The shortage of affordable housing squeezes people earning under $20,000 a year the most, Jensen said.

“That means they’re giving up food, they’re not paying their bills, they’re maybe not fixing their car,” she said.

She pointed to the 9th East Lofts, owned by the Salt Lake City Housing Authority, as one solution to the housing crunch. It’s mixed income, meaning 14 apartments charge the market rate, which is $1,450 for a two-bed, two-bath apartment. The other 58 units charge between $303 to $950 a month, based on a person’s take-home pay.

The 500-square-foot apartments come with quartz countertops, stainless steel appliances, and even a marble surround in the bathroom.
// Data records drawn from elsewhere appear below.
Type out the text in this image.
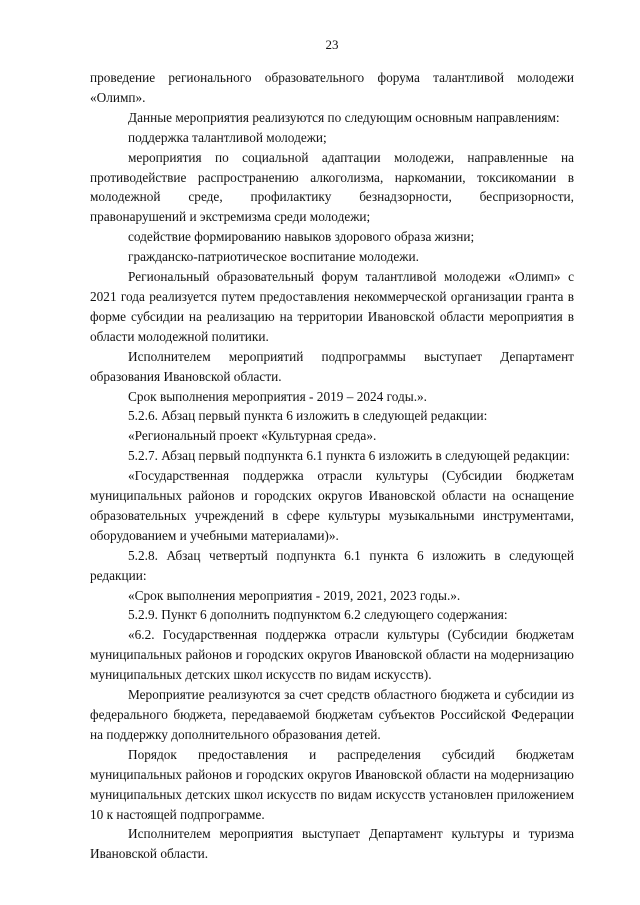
23

проведение регионального образовательного форума талантливой молодежи «Олимп».

Данные мероприятия реализуются по следующим основным направлениям:

поддержка талантливой молодежи;

мероприятия по социальной адаптации молодежи, направленные на противодействие распространению алкоголизма, наркомании, токсикомании в молодежной среде, профилактику безнадзорности, беспризорности, правонарушений и экстремизма среди молодежи;

содействие формированию навыков здорового образа жизни;

гражданско-патриотическое воспитание молодежи.

Региональный образовательный форум талантливой молодежи «Олимп» с 2021 года реализуется путем предоставления некоммерческой организации гранта в форме субсидии на реализацию на территории Ивановской области мероприятия в области молодежной политики.

Исполнителем мероприятий подпрограммы выступает Департамент образования Ивановской области.

Срок выполнения мероприятия - 2019 – 2024 годы.».

5.2.6. Абзац первый пункта 6 изложить в следующей редакции:

«Региональный проект «Культурная среда».

5.2.7. Абзац первый подпункта 6.1 пункта 6 изложить в следующей редакции:

«Государственная поддержка отрасли культуры (Субсидии бюджетам муниципальных районов и городских округов Ивановской области на оснащение образовательных учреждений в сфере культуры музыкальными инструментами, оборудованием и учебными материалами)».

5.2.8. Абзац четвертый подпункта 6.1 пункта 6 изложить в следующей редакции:

«Срок выполнения мероприятия - 2019, 2021, 2023 годы.».

5.2.9. Пункт 6 дополнить подпунктом 6.2 следующего содержания:

«6.2. Государственная поддержка отрасли культуры (Субсидии бюджетам муниципальных районов и городских округов Ивановской области на модернизацию муниципальных детских школ искусств по видам искусств).

Мероприятие реализуются за счет средств областного бюджета и субсидии из федерального бюджета, передаваемой бюджетам субъектов Российской Федерации на поддержку дополнительного образования детей.

Порядок предоставления и распределения субсидий бюджетам муниципальных районов и городских округов Ивановской области на модернизацию муниципальных детских школ искусств по видам искусств установлен приложением 10 к настоящей подпрограмме.

Исполнителем мероприятия выступает Департамент культуры и туризма Ивановской области.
Jensen said the city wants to encourage more developers to build affordable housing, but big buildings aren’t the only answer. The city wants more duplexes, rowhouses, and even more mother-in-law apartments. All of those can blend in with the city’s existing neighborhoods. She said the city can’t afford to become unaffordable.

“If everybody moved out of this city who couldn’t afford to live here, imagine the commute coming in, imagine the effect on air quality,” Jensen said.

Thompson was lucky. She found a new place for her stuff and her cat. But for so many others, the cost of housing is growing unaffordable here in Utah.

“We all need a place to live, but we all deserve to live somewhere that’s safe,” Thompson said.

One solution not under consideration is rent control. The Utah Legislature banned rent control back in 1987.